CCLU closely monitored the Death Penalty Commission's work over the last year. The Death Penalty Commission was established by legislation which we lobbied for. Their recommendations, while short of calling for abolition or a moratorium which CCLU supports, made some very good recommendations for reform. In the end, the only recommendation of the Commission that was adopted was the requirement that courts preserve biological evidence and that defendants have access to DNA evidence to prove their innocence (The language was contained in HB 5022 AN ACT REQUIRING THE COLLECTION OF DNA SAMPLES FROM PERSONS CONVICTED OF A FELONY). We hope that next session we can pass a moratorium or at least some of the death penalty reforms recommended by the Commission.
The Public Safety Committee worked with the Department of Public Safety to pass a pornography bill, HB 6531 AN ACT CONCERNING INTERNET CHILD EXPLOITATION AND CRIMINAL BACKGROUND CHECKS FOR VOLUNTEERS, which attempted to change the definition of pornography and make it a crime to possess pornographic images of children even though the creation of the material did not involve a child but instead was a digitally created image. There were clear US Supreme Court decisions that had found several of the provisions of this legislation unconstitutional. We were able to kill the legislation in the Judiciary Committee.

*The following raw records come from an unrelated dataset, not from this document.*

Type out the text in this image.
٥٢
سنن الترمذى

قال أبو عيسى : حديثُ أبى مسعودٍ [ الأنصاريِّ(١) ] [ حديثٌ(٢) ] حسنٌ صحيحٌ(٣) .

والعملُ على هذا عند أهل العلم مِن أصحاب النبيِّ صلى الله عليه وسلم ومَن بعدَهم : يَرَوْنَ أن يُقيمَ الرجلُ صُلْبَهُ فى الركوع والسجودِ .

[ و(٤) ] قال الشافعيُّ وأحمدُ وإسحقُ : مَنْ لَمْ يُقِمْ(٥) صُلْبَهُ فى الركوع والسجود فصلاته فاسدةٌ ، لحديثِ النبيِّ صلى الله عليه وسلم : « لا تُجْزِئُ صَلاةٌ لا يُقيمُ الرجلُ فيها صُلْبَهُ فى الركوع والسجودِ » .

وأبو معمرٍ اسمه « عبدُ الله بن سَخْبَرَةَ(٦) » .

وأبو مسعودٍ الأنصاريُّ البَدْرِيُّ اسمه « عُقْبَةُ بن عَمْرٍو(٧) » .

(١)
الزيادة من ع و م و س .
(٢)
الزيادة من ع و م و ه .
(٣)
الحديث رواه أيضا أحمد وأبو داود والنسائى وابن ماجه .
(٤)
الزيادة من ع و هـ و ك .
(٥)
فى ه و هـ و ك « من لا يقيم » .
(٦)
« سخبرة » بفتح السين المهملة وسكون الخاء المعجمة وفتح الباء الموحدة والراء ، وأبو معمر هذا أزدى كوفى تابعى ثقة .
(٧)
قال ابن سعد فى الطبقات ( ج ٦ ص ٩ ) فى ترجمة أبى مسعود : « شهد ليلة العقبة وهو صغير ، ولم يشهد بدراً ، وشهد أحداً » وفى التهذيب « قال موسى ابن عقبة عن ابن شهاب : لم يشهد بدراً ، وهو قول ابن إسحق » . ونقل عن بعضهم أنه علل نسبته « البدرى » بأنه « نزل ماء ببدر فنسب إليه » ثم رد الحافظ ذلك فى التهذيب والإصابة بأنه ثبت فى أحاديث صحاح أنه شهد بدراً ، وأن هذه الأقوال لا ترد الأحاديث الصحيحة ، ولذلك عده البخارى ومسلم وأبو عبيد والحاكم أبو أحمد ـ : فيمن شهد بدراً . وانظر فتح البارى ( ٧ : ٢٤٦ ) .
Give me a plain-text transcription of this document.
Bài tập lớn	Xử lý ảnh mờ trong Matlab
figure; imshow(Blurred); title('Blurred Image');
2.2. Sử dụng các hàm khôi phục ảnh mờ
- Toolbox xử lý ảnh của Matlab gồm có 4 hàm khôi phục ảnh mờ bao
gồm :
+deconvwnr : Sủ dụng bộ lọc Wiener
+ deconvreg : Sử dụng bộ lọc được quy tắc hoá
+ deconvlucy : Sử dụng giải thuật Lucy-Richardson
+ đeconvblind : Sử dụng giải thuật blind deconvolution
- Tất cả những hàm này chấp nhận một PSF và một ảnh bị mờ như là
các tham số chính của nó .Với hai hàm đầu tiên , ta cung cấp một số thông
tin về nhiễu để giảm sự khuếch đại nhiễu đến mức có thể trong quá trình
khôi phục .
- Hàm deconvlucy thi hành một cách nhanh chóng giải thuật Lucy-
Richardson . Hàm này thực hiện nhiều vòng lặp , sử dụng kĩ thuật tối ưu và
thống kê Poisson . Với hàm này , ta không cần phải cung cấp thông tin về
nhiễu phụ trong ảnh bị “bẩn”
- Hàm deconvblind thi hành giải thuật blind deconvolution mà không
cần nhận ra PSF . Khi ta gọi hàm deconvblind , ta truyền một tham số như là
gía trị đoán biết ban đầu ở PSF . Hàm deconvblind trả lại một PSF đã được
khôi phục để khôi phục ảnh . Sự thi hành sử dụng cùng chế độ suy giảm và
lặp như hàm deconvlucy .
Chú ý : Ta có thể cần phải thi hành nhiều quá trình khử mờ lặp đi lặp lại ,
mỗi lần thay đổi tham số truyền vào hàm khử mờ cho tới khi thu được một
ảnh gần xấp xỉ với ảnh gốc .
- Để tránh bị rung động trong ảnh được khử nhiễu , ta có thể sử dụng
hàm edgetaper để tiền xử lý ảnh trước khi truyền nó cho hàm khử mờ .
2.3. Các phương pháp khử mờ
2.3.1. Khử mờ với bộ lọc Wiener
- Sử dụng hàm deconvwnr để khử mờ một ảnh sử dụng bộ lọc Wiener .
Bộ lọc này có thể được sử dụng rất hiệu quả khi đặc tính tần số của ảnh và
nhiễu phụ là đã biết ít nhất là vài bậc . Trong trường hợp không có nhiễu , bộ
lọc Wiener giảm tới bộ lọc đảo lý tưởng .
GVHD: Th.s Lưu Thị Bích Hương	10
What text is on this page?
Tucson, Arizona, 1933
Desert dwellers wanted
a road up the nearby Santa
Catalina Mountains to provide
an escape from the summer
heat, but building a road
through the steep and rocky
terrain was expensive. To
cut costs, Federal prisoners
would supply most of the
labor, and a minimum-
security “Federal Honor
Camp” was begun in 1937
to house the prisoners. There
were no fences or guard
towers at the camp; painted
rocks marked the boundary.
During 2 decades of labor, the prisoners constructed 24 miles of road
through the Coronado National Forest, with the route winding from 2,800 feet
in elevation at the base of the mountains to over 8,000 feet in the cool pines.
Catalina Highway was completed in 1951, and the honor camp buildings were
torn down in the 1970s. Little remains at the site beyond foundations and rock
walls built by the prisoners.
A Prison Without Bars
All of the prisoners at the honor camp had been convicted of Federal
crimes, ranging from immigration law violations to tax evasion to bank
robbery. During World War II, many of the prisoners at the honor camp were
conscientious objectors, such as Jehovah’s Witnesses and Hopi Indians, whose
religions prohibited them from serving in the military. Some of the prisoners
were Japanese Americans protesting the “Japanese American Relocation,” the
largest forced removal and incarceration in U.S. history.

CCLU often works closely with coalitions on issues. Some of the major areas we worked with ongoing coalition partners this session included: the struggle for access to civil marriage for same sex couples; expansion of our hate crime statutes to cover people who are targeted for crimes because of their disability or their gender identity or expression; waiver by the State of its sovereign immunity as it pertains to federal civil rights laws; fighting an attempt to pass a feticide law; and, opposition to private school vouchers. We were able to kill a proposal by Governor Rowland to set up a voucher program. We were able to kill the feticide legislation and substitute an increased penalty for assault on a pregnant woman that results in the death of a fetus, SB355 AN ACT CONCERNING ASSAULT OF A PREGNANT WOMAN. But none of the proactive issues listed above passed this session. We did work with these coalitions to stage powerful public hearings on these issues; gain legislative and media attention and support; and, advance the struggle on these important civil rights issues.